Andri Petrovci was currently sitting at the table secured to the floor with bolts, his large fingers clenched in fists and his brown eyes drooping. Fatigue or fear?

‘So, Mr Petrovci, where are you from?’ Lottie asked. She wanted to get started straight away.

‘I from Kosovo.’ A deep, penetrating voice.

‘How long have you been in Ireland?’

‘I come to work,’ he said. ‘Maybe a year, maybe more.’

‘You’ve been in Ragmullin all that time?’

‘Yes. No.’

‘You seem unsure,’ Lottie said.

‘I arrive. I work in Dublin. Then I come to Ragmullin.’

Lottie smiled as he struggled with the pronunciation of her town. She struggled with her town full stop, no matter what you called it.

‘Why Ragmullin?’

‘Job. Water main work.’

‘Where do you live now?’ This was going to take forever.

‘Hill Point. Small room.’

Lottie knew the estate. Hill Point consisted of a series of apartment blocks, constructed in a crescent, skirting the canal and railway. A few shops, a crèche and a doctors’ surgery. A low-market complex trying to be upmarket and failing miserably. She focused on Andri Petrovci.

‘The body of the girl you discovered, do you know anything about her?’

‘No.’

‘Tell me about the trench you were digging. When did this work start?’

‘Three days ago, we lay pipes. Filled it in… how you say… temporary. Today we come back to fix.’

‘Fix?’

‘Put back road. Understand?’

‘I think so,’ Lottie said.

‘So no one was working on that site since Friday?’ Boyd asked.

‘We do different street, then come back. Traffic… management?’

‘Can you tell us anything else?’

‘I know nothing,’ Petrovci said, lowering his head.

Further probing questions revealed little of interest to the investigation. Lottie felt a familiar growth of frustration swelling in her chest.

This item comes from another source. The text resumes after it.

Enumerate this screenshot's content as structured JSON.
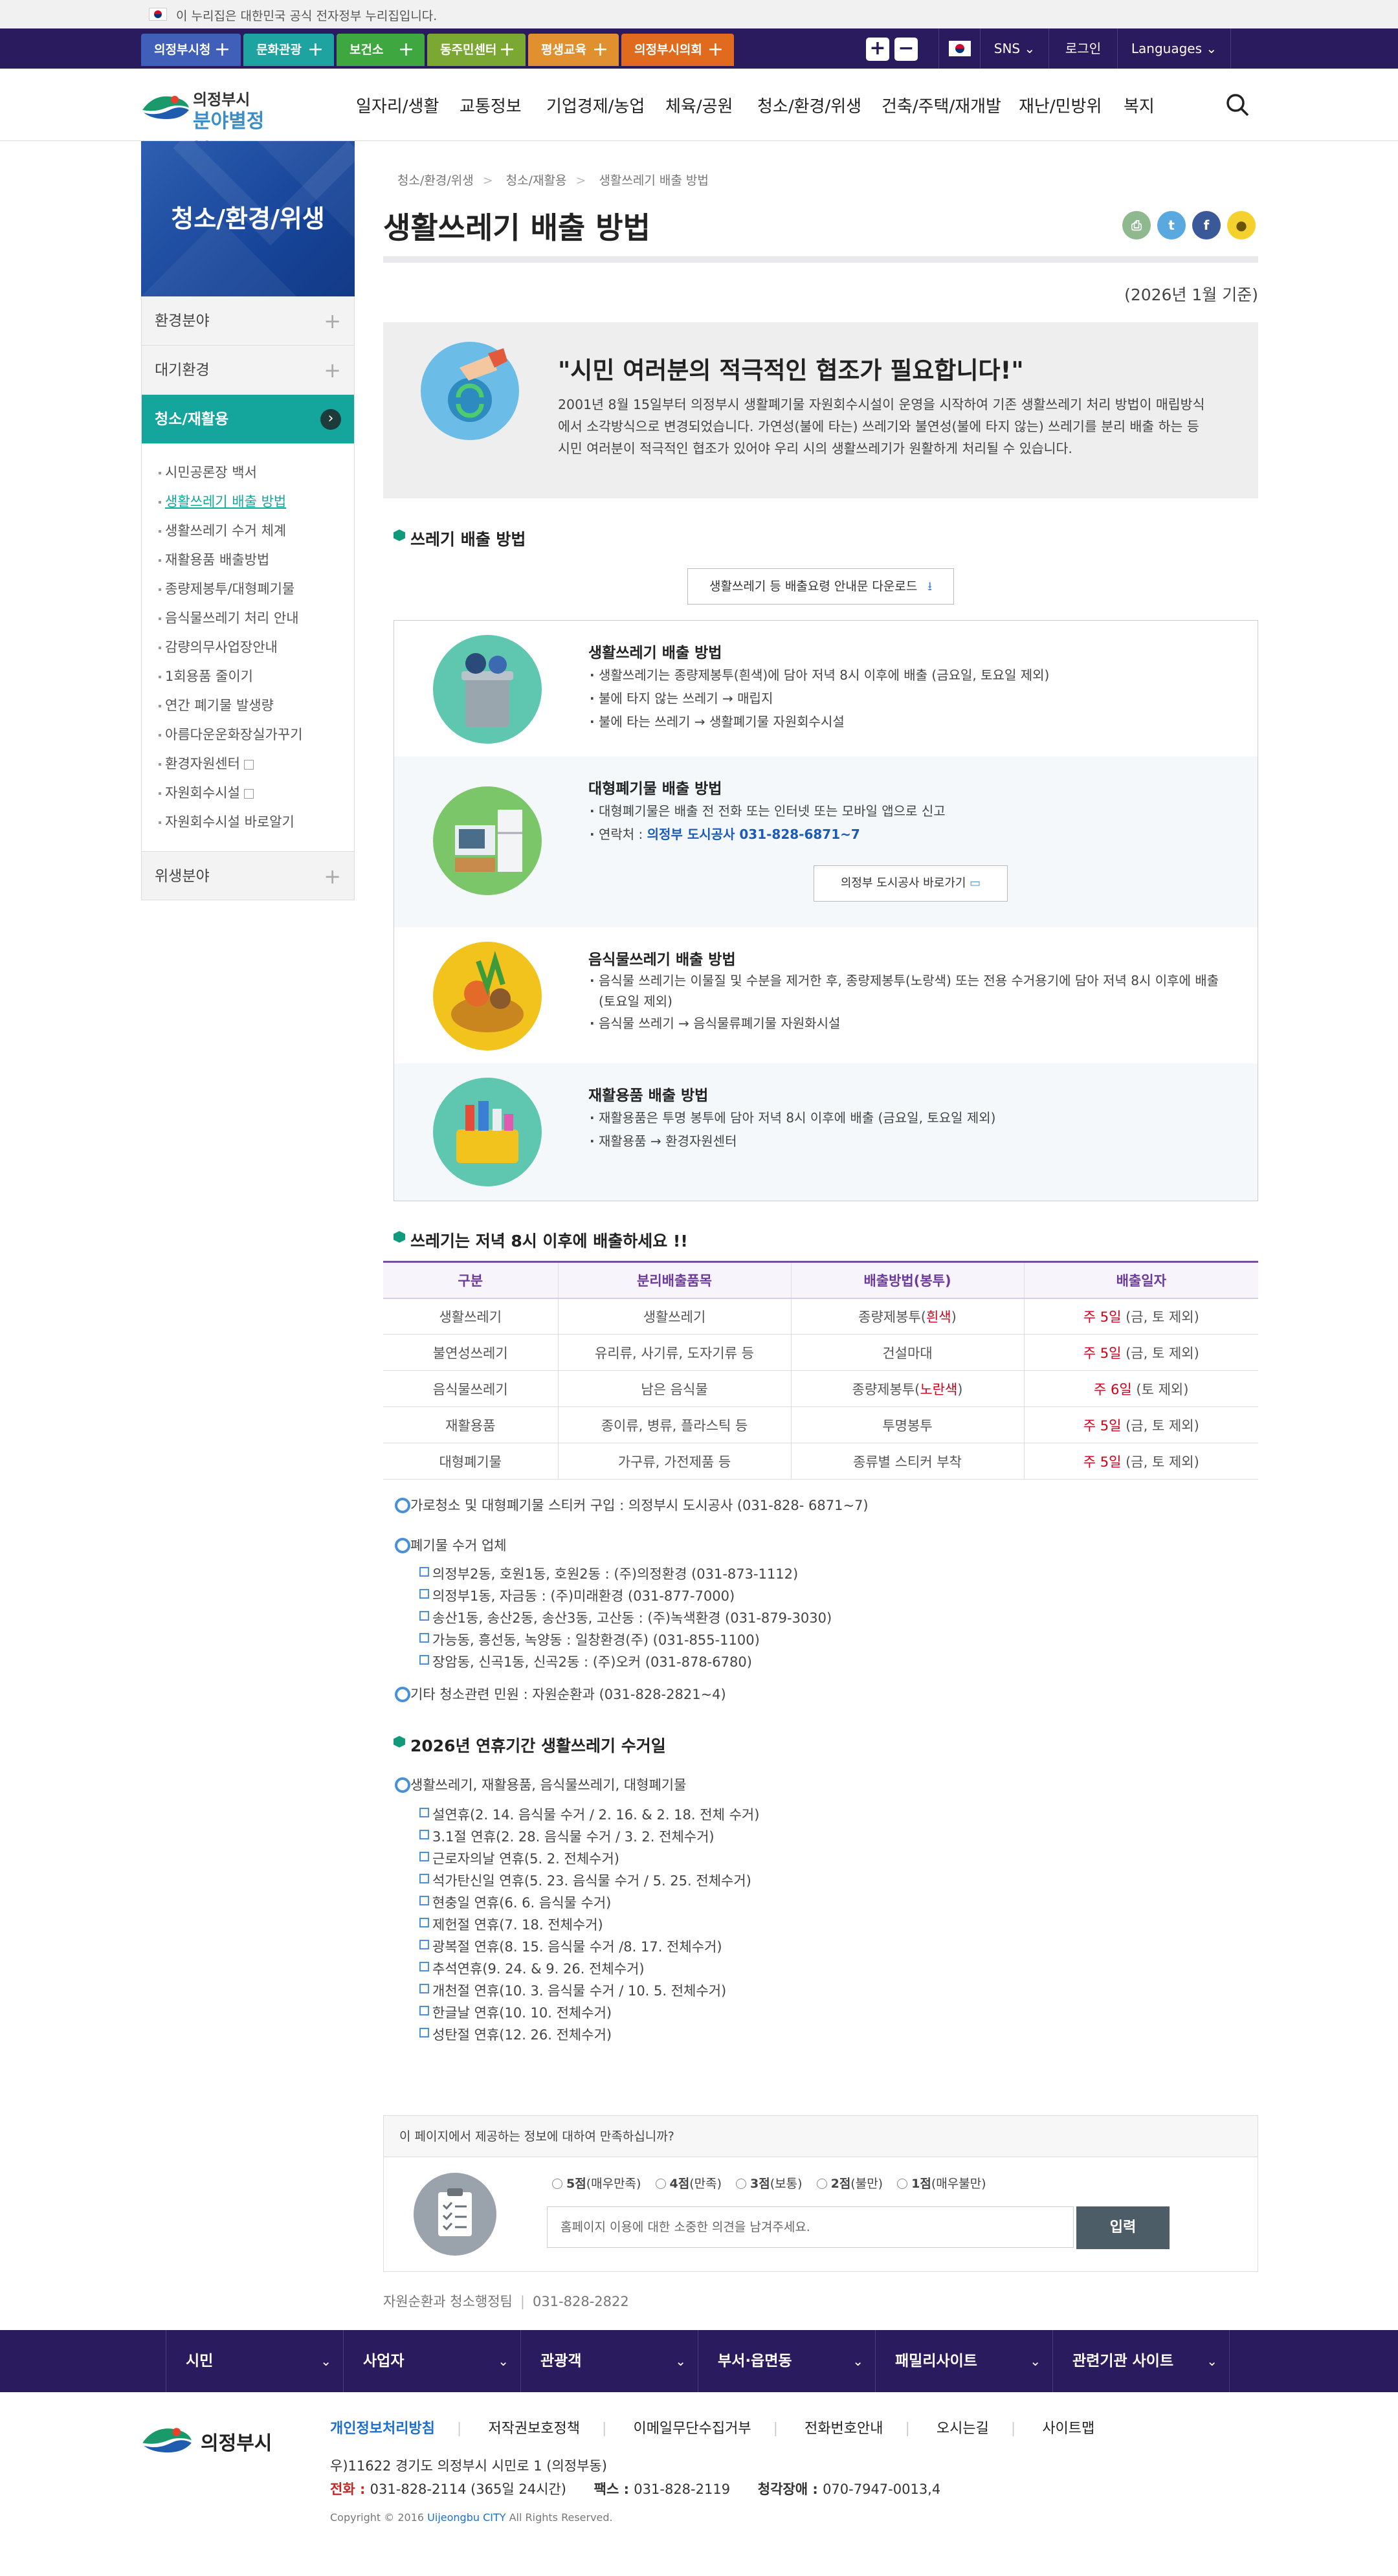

‘Will you consent to having a sample of DNA taken? Just to rule you in or out of our investigation.’ It was probably a useless exercise, she thought. He had already contaminated the body.

He looked defensive. ‘Why? I do nothing wrong.’

‘It’s just procedure. Nothing whatsoever to worry about.’

‘I not know. Later. Okay?’

‘I’d prefer to get it out of the way, Mr Petrovci.’

‘I not see reason for this. But okay.’

Lottie instructed Boyd to arrange the buccal test, a simple swab to determine DNA for analysis. Boyd nodded and read Petrovci back his statement.

‘You’re free to go. For now,’ Lottie said. ‘We have your contact details and we may need to talk to you again.’